Michal Hocko <mhocko@xxxxxxxxxx> wrote:

> On Tue 03-07-18 00:08:05, Greg Thelen wrote:
>> Michal Hocko <mhocko@xxxxxxxxxx> wrote:
>>
>> > On Fri 29-06-18 11:59:04, Greg Thelen wrote:
>> >> Michal Hocko <mhocko@xxxxxxxxxx> wrote:
>> >>
>> >> > On Thu 28-06-18 16:19:07, Greg Thelen wrote:
>> >> >> Michal Hocko <mhocko@xxxxxxxxxx> wrote:
>> >> > [...]
>> >> >> > + if (mem_cgroup_out_of_memory(memcg, mask, order))
>> >> >> > + return OOM_SUCCESS;
>> >> >> > +
>> >> >> > + WARN(1,"Memory cgroup charge failed because of no reclaimable memory! "
>> >> >> > + "This looks like a misconfiguration or a kernel bug.");
>> >> >>
>> >> >> I'm not sure here if the warning should here or so strongly worded. It
>> >> >> seems like the current task could be oom reaped with MMF_OOM_SKIP and
>> >> >> thus mem_cgroup_out_of_memory() will return false. So there's nothing
>> >> >> alarming in that case.
>> >> >
>> >> > If the task is reaped then its charges should be released as well and
>> >> > that means that we should get below the limit. Sure there is some room
>> >> > for races but this should be still unlikely. Maybe I am just
>> >> > underestimating though.
>> >> >
>> >> > What would you suggest instead?
>> >>
>> >> I suggest checking MMF_OOM_SKIP or deleting the warning.
>> >
>> > So what do you do when you have MMF_OOM_SKIP task? Do not warn? Checking
>> > for all the tasks would be quite expensive and remembering that from the
>> > task selection not nice either. Why do you think it would help much?
>>
>> I assume we could just check current's MMF_OOM_SKIP - no need to check
>> all tasks.
>
> I still do not follow. If you are after a single task memcg then we
> should be ok. try_charge has a runaway for oom victims
> if (unlikely(tsk_is_oom_victim(current) ||
> fatal_signal_pending(current) ||
> current->flags & PF_EXITING))
> goto force;
>
> regardless of MMF_OOM_SKIP. So if there is a single process in the
> memcg, we kill it and the oom reaper kicks in and sets MMF_OOM_SKIP then
> we should bail out there. Or do I miss your intention?
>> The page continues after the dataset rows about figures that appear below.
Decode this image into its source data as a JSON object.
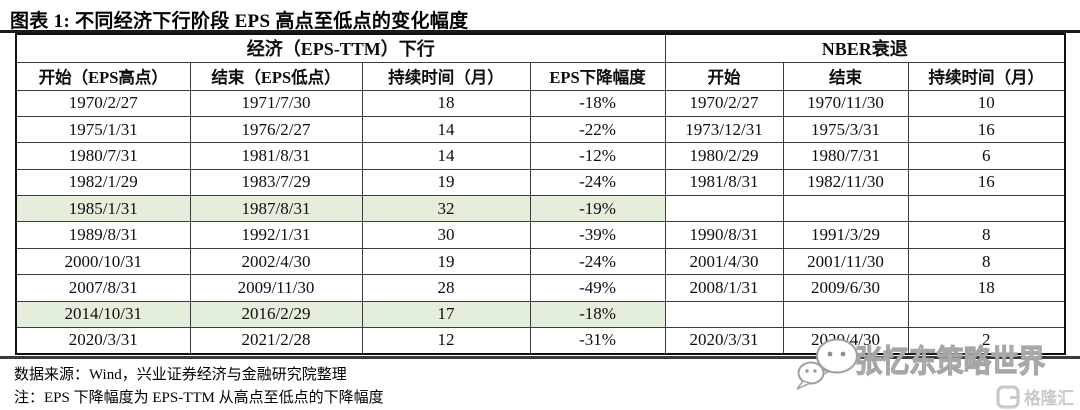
{
  "title": "图表 1: 不同经济下行阶段 EPS 高点至低点的变化幅度",
  "table": {
    "group_headers": {
      "left": "经济（EPS-TTM）下行",
      "right": "NBER衰退"
    },
    "columns": [
      "开始（EPS高点）",
      "结束（EPS低点）",
      "持续时间（月）",
      "EPS下降幅度",
      "开始",
      "结束",
      "持续时间（月）"
    ],
    "rows": [
      {
        "cells": [
          "1970/2/27",
          "1971/7/30",
          "18",
          "-18%",
          "1970/2/27",
          "1970/11/30",
          "10"
        ],
        "highlight": false
      },
      {
        "cells": [
          "1975/1/31",
          "1976/2/27",
          "14",
          "-22%",
          "1973/12/31",
          "1975/3/31",
          "16"
        ],
        "highlight": false
      },
      {
        "cells": [
          "1980/7/31",
          "1981/8/31",
          "14",
          "-12%",
          "1980/2/29",
          "1980/7/31",
          "6"
        ],
        "highlight": false
      },
      {
        "cells": [
          "1982/1/29",
          "1983/7/29",
          "19",
          "-24%",
          "1981/8/31",
          "1982/11/30",
          "16"
        ],
        "highlight": false
      },
      {
        "cells": [
          "1985/1/31",
          "1987/8/31",
          "32",
          "-19%",
          "",
          "",
          ""
        ],
        "highlight": true
      },
      {
        "cells": [
          "1989/8/31",
          "1992/1/31",
          "30",
          "-39%",
          "1990/8/31",
          "1991/3/29",
          "8"
        ],
        "highlight": false
      },
      {
        "cells": [
          "2000/10/31",
          "2002/4/30",
          "19",
          "-24%",
          "2001/4/30",
          "2001/11/30",
          "8"
        ],
        "highlight": false
      },
      {
        "cells": [
          "2007/8/31",
          "2009/11/30",
          "28",
          "-49%",
          "2008/1/31",
          "2009/6/30",
          "18"
        ],
        "highlight": false
      },
      {
        "cells": [
          "2014/10/31",
          "2016/2/29",
          "17",
          "-18%",
          "",
          "",
          ""
        ],
        "highlight": true
      },
      {
        "cells": [
          "2020/3/31",
          "2021/2/28",
          "12",
          "-31%",
          "2020/3/31",
          "2020/4/30",
          "2"
        ],
        "highlight": false
      }
    ],
    "highlight_color": "#e3eedb"
  },
  "footer": {
    "source": "数据来源：Wind，兴业证券经济与金融研究院整理",
    "note": "注：EPS 下降幅度为 EPS-TTM 从高点至低点的下降幅度"
  },
  "watermark": {
    "text": "张忆东策略世界",
    "logo_text": "格隆汇",
    "icon": "wechat-bubbles-icon",
    "outline_color": "#a6a6a6",
    "logo_color": "#c9c9c9"
  }
}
For a single task memcg it seems that racing process cgroup migration
could trigger the new warning (I have attempted to reproduce this):

Processes A,B in memcg M1,M2. M1 is oom.

Process A[M1] Process B[M2]

M1 is oom
try_charge(M1)
Move A M1=>M2
mem_cgroup_oom()
mem_cgroup_out_of_memory()
out_of_memory()
select_bad_process()
sees nothing in M1
return 0
return 0
WARN()


Another variant might be possible, this time with global oom:

Processes A,B in memcg M1,M2. M1 is oom.

Process A[M1] Process B[M2]

try_charge()
trigger global oom
reaper sets A.MMF_OOM_SKIP
mem_cgroup_oom()
mem_cgroup_out_of_memory()
out_of_memory()
select_bad_process()
sees nothing in M1
return 0
return 0
WARN()


These seem unlikely, so I'm fine with taking a wait-and-see approach.